南朝覆灭,土地归于北夜管辖。十年后,旧王退位,北夜新皇登基,秘密前往沉冤山。

“皇上,墓中寒冰堆积,披件外衫下去吧,莫让风邪侵了龙体。”

少年皇帝推去就要披上肩头的衣物,伸手整理因为一路奔波而有些乱了的衣摆,问那身后的人,

“余公公,可有何不妥?”

余公公心下无奈,还是认真审视一圈。他特地穿了身黑色玄服,年轻英俊的脸上尽是忐忑。

每每看到新皇这张稚嫩的脸,不免让余公公想起一个人。那人遇事很是沉稳,情不外露,但眉眼间总有一股道不清的阴郁,也是从那位名声不太好的小女将缠上他后,自己才看到他的更多悲喜。

可惜,天道无情。十年来他都不愿走出这墓室。

余公公理了理新皇的衣领,说道,“并无不妥,您请下去吧,奴在这等您。”

魏子笙盯着那道石门缓缓打开,同是一身黑衣的暗卫走出来,给他行礼。

那人周身的寒气刺得他一激灵。

随暗卫走下一阶又一阶石梯,路过许多大大小小的墓室,魏子笙眼圈发红,他曾听余公公讲过的故事里,南朝骁勇的公浔军,悉数葬在这里,皆是含冤而亡。

因此这里才叫,沉冤山。

他张张口,半晌才问出句,“皇兄他,还好吗?”

暗卫静默几秒,脚步明显变慢了。

“不好。”

他声音特别小,但魏子笙还是听到了,低着头不再吭声。

越往下越冷,石梯的尽头处,一道冰门透出的寒气快贯穿他的身体。

他慢慢走进去,门口堆着许多空盒子,再往中间走,千年寒冰砌成的墓室里生生被人挖出足以容纳一个成年人的水坑,流进一湾温泉。

最里面的冰墙下,挺直跪着一个男子,他的背影消瘦,衣服比魏子笙还要单薄,只看一眼都让人觉得他脆弱得随时会在这冰室长眠。

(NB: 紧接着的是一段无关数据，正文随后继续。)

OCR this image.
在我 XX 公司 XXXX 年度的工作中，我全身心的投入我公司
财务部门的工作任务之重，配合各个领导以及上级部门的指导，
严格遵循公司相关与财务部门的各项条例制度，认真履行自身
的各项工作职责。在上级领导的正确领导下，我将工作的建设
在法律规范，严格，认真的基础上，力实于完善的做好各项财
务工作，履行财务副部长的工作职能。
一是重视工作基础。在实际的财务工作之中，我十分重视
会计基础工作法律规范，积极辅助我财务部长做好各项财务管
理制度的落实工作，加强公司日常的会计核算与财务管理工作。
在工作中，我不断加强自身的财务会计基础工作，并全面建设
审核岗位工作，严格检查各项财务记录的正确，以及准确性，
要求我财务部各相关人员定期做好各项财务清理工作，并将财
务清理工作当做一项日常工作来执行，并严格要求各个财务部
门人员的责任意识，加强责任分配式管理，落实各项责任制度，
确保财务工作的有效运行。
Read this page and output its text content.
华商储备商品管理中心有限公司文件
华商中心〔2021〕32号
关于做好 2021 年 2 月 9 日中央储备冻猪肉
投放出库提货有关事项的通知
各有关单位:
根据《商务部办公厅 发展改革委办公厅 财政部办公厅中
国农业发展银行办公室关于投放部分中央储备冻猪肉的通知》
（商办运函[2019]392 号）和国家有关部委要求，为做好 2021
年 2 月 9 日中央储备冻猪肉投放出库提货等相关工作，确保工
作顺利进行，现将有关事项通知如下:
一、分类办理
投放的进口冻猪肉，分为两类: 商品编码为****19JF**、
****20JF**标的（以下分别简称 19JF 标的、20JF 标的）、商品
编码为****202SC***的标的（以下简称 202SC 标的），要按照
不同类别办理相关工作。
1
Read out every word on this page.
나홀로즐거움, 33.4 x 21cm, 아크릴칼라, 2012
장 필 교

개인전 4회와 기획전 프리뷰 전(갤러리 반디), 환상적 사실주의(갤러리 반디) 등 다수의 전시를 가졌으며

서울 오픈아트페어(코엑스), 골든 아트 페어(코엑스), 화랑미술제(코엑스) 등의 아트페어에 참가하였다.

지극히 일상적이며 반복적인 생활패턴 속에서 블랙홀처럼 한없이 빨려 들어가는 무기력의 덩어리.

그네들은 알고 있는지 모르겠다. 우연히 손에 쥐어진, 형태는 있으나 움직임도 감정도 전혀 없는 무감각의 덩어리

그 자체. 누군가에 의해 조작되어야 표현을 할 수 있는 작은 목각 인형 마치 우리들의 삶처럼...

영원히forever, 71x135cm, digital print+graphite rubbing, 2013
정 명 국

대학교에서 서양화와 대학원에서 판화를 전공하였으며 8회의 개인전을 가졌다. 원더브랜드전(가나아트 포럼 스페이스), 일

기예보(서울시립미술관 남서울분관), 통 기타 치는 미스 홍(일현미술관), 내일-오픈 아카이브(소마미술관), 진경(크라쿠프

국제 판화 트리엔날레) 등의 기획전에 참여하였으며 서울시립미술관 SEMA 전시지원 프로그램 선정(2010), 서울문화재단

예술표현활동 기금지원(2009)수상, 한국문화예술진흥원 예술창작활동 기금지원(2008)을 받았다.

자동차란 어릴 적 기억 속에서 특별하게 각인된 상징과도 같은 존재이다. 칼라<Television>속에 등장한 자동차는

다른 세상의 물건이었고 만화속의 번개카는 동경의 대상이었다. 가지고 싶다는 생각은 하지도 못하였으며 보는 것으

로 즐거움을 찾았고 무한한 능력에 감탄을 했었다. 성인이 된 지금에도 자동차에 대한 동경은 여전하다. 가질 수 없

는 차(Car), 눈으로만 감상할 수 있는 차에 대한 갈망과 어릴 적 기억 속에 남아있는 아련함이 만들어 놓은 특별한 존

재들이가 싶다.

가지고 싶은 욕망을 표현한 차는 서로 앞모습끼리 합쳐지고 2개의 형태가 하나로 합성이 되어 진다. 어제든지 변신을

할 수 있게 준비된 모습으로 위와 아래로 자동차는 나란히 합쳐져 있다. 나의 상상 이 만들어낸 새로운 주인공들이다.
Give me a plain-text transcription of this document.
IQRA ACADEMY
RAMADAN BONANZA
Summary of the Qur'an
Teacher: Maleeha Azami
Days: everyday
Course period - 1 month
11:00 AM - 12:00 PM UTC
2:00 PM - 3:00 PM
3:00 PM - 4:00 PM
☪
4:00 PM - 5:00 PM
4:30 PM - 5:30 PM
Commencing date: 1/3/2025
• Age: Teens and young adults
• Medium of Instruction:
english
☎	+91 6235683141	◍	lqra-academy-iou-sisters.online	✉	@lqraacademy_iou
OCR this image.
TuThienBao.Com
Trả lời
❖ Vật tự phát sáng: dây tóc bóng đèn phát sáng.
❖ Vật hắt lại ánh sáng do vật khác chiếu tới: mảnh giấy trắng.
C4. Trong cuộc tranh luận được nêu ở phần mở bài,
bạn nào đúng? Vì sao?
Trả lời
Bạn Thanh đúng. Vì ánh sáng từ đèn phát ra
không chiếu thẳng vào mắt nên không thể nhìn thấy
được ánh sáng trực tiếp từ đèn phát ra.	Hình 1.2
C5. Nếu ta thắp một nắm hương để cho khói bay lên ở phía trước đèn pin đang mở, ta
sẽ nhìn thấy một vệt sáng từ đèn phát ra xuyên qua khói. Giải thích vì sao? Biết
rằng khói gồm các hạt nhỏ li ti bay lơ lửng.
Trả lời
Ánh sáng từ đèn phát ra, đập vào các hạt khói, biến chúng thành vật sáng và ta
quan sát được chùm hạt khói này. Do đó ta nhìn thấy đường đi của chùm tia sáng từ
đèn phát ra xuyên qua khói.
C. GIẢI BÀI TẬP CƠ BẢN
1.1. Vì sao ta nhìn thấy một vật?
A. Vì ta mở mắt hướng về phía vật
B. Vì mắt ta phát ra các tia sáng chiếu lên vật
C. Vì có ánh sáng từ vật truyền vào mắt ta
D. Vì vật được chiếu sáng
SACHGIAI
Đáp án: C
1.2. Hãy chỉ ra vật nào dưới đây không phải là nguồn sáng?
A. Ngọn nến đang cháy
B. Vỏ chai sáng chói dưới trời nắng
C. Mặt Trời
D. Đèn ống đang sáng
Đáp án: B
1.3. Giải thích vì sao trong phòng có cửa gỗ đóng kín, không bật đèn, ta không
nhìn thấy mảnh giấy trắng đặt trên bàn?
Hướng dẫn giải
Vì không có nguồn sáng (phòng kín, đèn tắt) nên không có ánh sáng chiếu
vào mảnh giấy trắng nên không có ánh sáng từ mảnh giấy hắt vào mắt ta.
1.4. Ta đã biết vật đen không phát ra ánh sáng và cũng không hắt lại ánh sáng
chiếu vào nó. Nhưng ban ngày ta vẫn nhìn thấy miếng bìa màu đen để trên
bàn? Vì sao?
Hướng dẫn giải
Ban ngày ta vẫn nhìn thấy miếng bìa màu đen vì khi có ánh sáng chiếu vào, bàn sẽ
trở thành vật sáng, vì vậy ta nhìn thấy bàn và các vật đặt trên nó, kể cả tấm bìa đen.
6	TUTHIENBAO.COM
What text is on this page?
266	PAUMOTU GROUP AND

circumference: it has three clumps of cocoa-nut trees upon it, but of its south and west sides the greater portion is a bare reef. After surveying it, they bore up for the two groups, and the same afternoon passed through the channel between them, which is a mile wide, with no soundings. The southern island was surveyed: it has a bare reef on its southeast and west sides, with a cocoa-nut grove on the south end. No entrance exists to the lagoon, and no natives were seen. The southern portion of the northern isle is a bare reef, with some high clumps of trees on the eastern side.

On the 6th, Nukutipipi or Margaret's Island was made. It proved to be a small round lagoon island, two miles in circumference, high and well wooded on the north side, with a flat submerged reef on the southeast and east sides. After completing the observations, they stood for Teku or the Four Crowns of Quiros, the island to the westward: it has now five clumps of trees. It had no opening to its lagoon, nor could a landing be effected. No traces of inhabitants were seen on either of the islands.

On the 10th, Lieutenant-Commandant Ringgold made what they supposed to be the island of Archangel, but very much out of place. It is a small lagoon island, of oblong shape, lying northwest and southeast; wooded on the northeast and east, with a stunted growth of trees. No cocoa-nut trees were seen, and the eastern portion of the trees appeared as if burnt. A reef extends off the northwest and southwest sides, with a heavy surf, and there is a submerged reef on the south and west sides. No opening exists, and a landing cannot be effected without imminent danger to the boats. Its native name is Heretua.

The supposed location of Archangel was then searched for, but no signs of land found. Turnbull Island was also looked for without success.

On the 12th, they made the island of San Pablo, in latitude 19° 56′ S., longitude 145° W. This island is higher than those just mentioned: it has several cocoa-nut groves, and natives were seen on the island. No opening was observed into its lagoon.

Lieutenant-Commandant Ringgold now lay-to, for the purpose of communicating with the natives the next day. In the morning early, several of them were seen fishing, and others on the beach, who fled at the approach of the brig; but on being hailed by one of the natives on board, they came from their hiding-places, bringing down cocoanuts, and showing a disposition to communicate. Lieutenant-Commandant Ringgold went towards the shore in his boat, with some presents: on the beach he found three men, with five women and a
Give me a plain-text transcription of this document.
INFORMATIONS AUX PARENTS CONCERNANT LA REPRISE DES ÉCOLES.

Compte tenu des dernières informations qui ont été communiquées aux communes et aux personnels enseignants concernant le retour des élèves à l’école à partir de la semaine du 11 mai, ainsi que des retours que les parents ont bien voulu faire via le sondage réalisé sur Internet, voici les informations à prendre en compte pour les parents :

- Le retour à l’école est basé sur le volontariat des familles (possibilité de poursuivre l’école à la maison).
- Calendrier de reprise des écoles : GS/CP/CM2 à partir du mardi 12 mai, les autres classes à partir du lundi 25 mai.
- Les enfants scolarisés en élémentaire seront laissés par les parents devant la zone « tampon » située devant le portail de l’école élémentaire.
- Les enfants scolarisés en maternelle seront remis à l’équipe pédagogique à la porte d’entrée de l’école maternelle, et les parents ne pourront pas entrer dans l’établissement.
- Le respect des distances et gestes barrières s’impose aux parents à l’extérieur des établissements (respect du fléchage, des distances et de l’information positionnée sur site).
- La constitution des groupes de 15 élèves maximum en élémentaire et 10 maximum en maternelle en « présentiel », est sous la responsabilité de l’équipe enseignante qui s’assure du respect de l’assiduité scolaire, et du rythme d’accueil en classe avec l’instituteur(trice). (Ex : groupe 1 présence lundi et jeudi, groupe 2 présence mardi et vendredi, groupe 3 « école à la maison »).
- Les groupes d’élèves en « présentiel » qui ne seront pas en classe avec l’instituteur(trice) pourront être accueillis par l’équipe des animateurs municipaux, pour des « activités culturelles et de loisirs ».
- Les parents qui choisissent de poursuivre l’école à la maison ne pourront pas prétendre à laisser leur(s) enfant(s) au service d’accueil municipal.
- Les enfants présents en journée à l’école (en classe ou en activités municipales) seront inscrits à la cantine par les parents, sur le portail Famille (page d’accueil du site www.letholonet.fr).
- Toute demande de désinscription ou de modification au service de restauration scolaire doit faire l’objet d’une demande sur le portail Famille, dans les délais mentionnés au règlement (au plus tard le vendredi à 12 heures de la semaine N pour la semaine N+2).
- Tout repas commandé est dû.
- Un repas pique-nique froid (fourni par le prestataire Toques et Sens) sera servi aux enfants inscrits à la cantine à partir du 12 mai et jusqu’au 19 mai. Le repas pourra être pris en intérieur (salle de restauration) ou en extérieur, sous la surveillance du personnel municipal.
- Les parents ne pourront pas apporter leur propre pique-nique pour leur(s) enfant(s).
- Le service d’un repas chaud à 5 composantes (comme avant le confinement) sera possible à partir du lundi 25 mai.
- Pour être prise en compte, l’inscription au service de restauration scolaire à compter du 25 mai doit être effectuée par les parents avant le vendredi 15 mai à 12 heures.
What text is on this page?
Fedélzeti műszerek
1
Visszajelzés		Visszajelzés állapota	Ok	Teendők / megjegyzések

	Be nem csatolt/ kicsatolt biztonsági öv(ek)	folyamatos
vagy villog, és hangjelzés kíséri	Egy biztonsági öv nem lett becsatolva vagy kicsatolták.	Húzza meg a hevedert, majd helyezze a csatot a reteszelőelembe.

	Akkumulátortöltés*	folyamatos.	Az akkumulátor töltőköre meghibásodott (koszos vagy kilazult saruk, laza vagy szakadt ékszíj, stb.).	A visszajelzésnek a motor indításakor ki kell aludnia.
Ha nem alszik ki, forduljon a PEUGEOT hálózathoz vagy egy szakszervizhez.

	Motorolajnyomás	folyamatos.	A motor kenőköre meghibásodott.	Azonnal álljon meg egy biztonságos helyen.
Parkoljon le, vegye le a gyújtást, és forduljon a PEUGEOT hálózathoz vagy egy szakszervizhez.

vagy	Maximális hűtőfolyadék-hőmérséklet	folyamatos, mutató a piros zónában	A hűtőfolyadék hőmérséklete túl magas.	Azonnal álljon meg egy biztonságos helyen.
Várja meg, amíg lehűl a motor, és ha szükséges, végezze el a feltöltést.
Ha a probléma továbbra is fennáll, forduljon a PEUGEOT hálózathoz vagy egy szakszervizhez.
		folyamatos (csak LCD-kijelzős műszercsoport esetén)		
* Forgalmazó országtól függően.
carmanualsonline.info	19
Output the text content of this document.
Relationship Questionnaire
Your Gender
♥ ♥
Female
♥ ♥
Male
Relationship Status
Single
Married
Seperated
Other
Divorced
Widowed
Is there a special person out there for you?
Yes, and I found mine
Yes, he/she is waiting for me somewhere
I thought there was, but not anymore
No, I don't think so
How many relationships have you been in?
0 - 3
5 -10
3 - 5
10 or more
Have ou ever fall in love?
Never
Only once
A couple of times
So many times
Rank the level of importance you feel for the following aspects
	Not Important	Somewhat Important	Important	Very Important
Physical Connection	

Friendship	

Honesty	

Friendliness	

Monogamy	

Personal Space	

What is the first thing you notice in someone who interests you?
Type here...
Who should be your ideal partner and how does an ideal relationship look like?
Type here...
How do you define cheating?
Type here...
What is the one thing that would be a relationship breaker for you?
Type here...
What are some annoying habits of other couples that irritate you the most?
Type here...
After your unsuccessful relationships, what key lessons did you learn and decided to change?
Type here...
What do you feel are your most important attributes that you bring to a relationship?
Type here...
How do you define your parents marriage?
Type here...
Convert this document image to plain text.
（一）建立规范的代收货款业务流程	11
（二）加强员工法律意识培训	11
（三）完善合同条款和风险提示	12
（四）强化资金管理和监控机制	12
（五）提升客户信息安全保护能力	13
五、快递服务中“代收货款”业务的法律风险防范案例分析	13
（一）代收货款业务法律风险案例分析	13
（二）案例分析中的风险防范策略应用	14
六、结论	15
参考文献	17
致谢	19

男子脚边摆了个香炉和各式各样的小玩意,但他只抬头看着跟前的冰墙,让人怀疑他这个姿势已经保持很久了。

魏子笙试探性的叫了一声,“皇兄?”

良久,才看到魏梓焕的头微不可察的偏了下。他松下提在心口的气,也知皇兄不会主动出言问他为何前来。

“皇兄……父皇前日独身出了宫,说要四处走走。临前带走了一掬老亲王妃的骨灰。”

魏梓焕依旧没什么反应,魏子笙赶忙从怀里掏出一封信,说道,“这个,是父皇给皇兄的,我得了空,便送过来了。他说,定要你看过。”

又过了几分钟,他才缓缓起身,叫来人看清,他鬓间生出的白发和通红的眼尾。

信中的内容似乎很短,他只看了几眼,便又跪了回去。

“我已知晓,你回吧。”魏梓焕声音沙哑僵硬,早就不像个正常人。

魏子笙张张嘴,但对上他苍白的一张脸,还是把话咽了回去。面朝冰墙,屈腰作揖行至三礼,

“皇嫂,当年救命之恩,未能郑重道谢,深感遗憾,子笙今日便就此离去。皇兄也当好好照顾自己。”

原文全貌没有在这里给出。